3. La discussione degli argomenti è introdotta dal Presidente o dai Vicepresidenti, dai Coordinatori dei Gruppi di lavoro di competenza o dal consigliere proponente.
4. Ogni consigliere può intervenire una sola volta sull’argomento in discussione e per non più di cinque minuti, tranne quando sia necessario un chiarimento o una breve precisazione.
5. Il Presidente, dopo aver richiamato il consigliere per il protrarsi dell’intervento o per la non attinenza di quest’ultimo al tema in esame, può togliere la parola.


Art. 24
(Iscrizioni a parlare e ordine degli interventi)

1. I consiglieri si iscrivono a parlare presso la Presidenza.
2. Gli interventi sono svolti dagli oratori secondo l'ordine di iscrizione.
3. Nel caso siano invitati ad intervenire alla seduta il Sindaco, il Presidente del Consiglio comunale, gli Assessori, i Consiglieri comunali nonché i Presidenti dei Consigli di Quartiere o loro delegati, o altri partecipanti esterni, sarà il Presidente dell’assemblea a dare loro facoltà di parola.

Art. 25
(Chiusura della discussione)

1. La discussione è chiusa dal Presidente quando non vi sono altri iscritti a parlare.
2. Ciascun consigliere può annunciare prima di ogni votazione il proprio voto con una breve esposizione dei motivi per non più di tre minuti.


Art. 26
(Procedure di voto)

1. Le decisioni del Consiglio sono assunte a maggioranza dei presenti, salvo i casi previsti dal regolamento.
2. Il voto si esprime in modo palese per alzata di mano.
3. Gli astenuti si computano tra i votanti.
4. Quando si verifichino irregolarità nella votazione, il Presidente può procedere a controprova per appello nominale o all'annullamento della votazione. In quest'ultimo caso dispone l'immediata rinnovazione.
5. In caso di parità di voti la proposta non è approvata né respinta e può essere ripresentata per la votazione nella seduta successiva.

Art.27
(Mozione d’ordine)

1. E’ mozione d’ordine il richiamo al regolamento per questioni procedurali, per l’ordine del giorno oppure per la priorità di una discussione o votazione.
2. Sulla mozione d’ordine decide il Presidente, il quale può richiedere il voto del Consiglio.

Art. 28
(Fatto personale)

1. Costituisce fatto personale l’essere censurato nella propria condotta o sentirsi attribuire fatti non veri o opinioni diverse da quelle espresse.
2. Chi chiede la parola per fatto personale deve indicarlo. Il Presidente può concederla a conclusione del dibattito.


Capo VI
Partecipazione all’attività del Comune

Art.29
(Modalità per la presentazione delle proposte)

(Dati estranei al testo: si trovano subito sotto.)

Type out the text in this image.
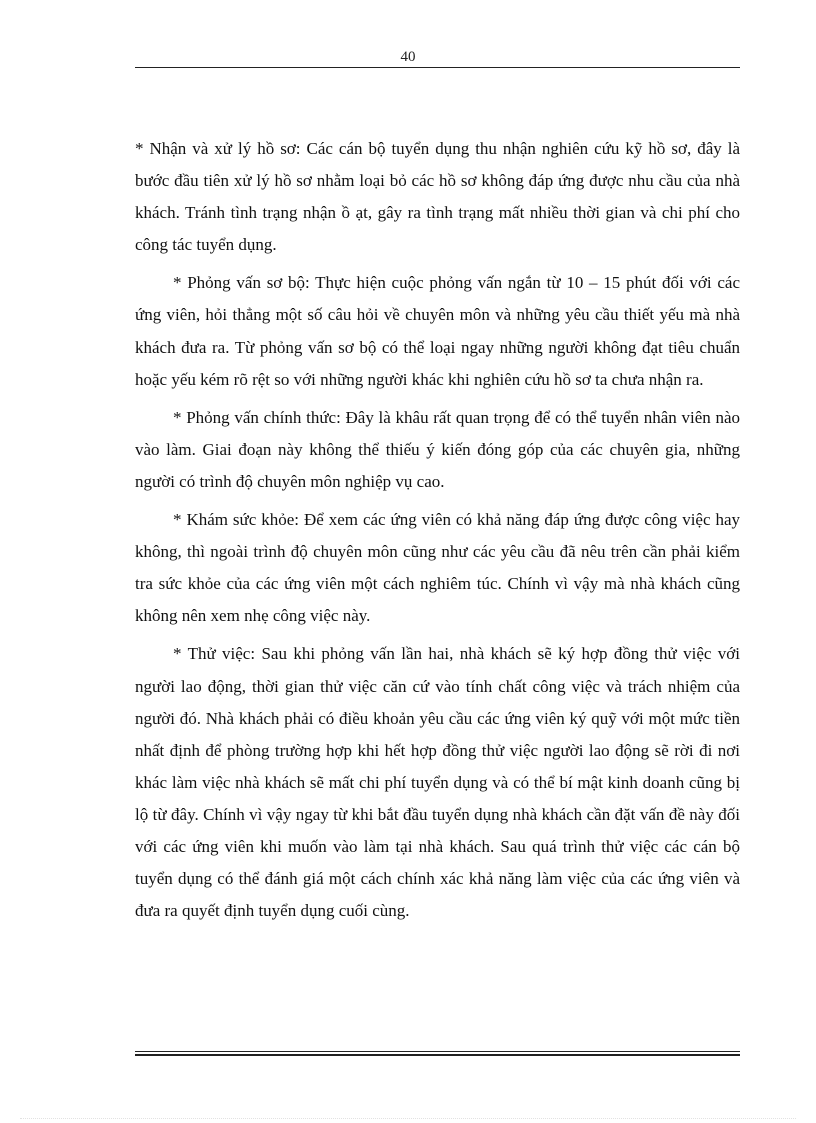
40

* Nhận và xử lý hồ sơ: Các cán bộ tuyển dụng thu nhận nghiên cứu kỹ hồ sơ, đây là bước đầu tiên xử lý hồ sơ nhằm loại bỏ các hồ sơ không đáp ứng được nhu cầu của nhà khách. Tránh tình trạng nhận ồ ạt, gây ra tình trạng mất nhiều thời gian và chi phí cho công tác tuyển dụng.

* Phỏng vấn sơ bộ: Thực hiện cuộc phỏng vấn ngắn từ 10 – 15 phút đối với các ứng viên, hỏi thẳng một số câu hỏi về chuyên môn và những yêu cầu thiết yếu mà nhà khách đưa ra. Từ phỏng vấn sơ bộ có thể loại ngay những người không đạt tiêu chuẩn hoặc yếu kém rõ rệt so với những người khác khi nghiên cứu hồ sơ ta chưa nhận ra.

* Phỏng vấn chính thức: Đây là khâu rất quan trọng để có thể tuyển nhân viên nào vào làm. Giai đoạn này không thể thiếu ý kiến đóng góp của các chuyên gia, những người có trình độ chuyên môn nghiệp vụ cao.

* Khám sức khỏe: Để xem các ứng viên có khả năng đáp ứng được công việc hay không, thì ngoài trình độ chuyên môn cũng như các yêu cầu đã nêu trên cần phải kiểm tra sức khỏe của các ứng viên một cách nghiêm túc. Chính vì vậy mà nhà khách cũng không nên xem nhẹ công việc này.

* Thử việc: Sau khi phỏng vấn lần hai, nhà khách sẽ ký hợp đồng thử việc với người lao động, thời gian thử việc căn cứ vào tính chất công việc và trách nhiệm của người đó. Nhà khách phải có điều khoản yêu cầu các ứng viên ký quỹ với một mức tiền nhất định để phòng trường hợp khi hết hợp đồng thử việc người lao động sẽ rời đi nơi khác làm việc nhà khách sẽ mất chi phí tuyển dụng và có thể bí mật kinh doanh cũng bị lộ từ đây. Chính vì vậy ngay từ khi bắt đầu tuyển dụng nhà khách cần đặt vấn đề này đối với các ứng viên khi muốn vào làm tại nhà khách. Sau quá trình thử việc các cán bộ tuyển dụng có thể đánh giá một cách chính xác khả năng làm việc của các ứng viên và đưa ra quyết định tuyển dụng cuối cùng.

1. Ogni proposta o richiesta da presentare al Consiglio comunale o alla Giunta deve:
- essere redatta per iscritto;
- contenere le finalità che si intendono perseguire;
- precisare le eventuali risorse necessarie.
2. Il Consiglio comunale o la Giunta, in relazione alle rispettive competenze, sono tenute ad esaminare la proposta entro un congruo termine e comunque non oltre 30 giorni dalla presentazione.
3. Il Consiglio può formulare delibere, interrogazioni, interpellanze, mozioni ed emendamenti nelle forme previste dal regolamento.
4. Il Consiglio esprime parere obbligatorio nei casi e con le modalità previste dal regolamento.



Art.30
(Modalità di partecipazione all’attività amministrativa)

1. Il Presidente partecipa alle sedute del Consiglio comunale e delle Commissioni consiliari con le modalità previste dallo Statuto e dal regolamento.
2. Il Presidente, con istanza scritta e motivata indirizzata al Sindaco o al Presidente del Consiglio comunale, può chiedere di esaminare con gli Assessori o con le articolazioni del Consiglio comunale o dei Consigli di Quartiere, questioni di particolare importanza per i cittadini extracomunitari.

Art.31
(Norma finale)

1. Il presente regolamento e le sue modifiche sono approvati a maggioranza assoluta dei componenti del Consiglio e diventano efficaci con le modalità previste dal Regolamento degli stranieri.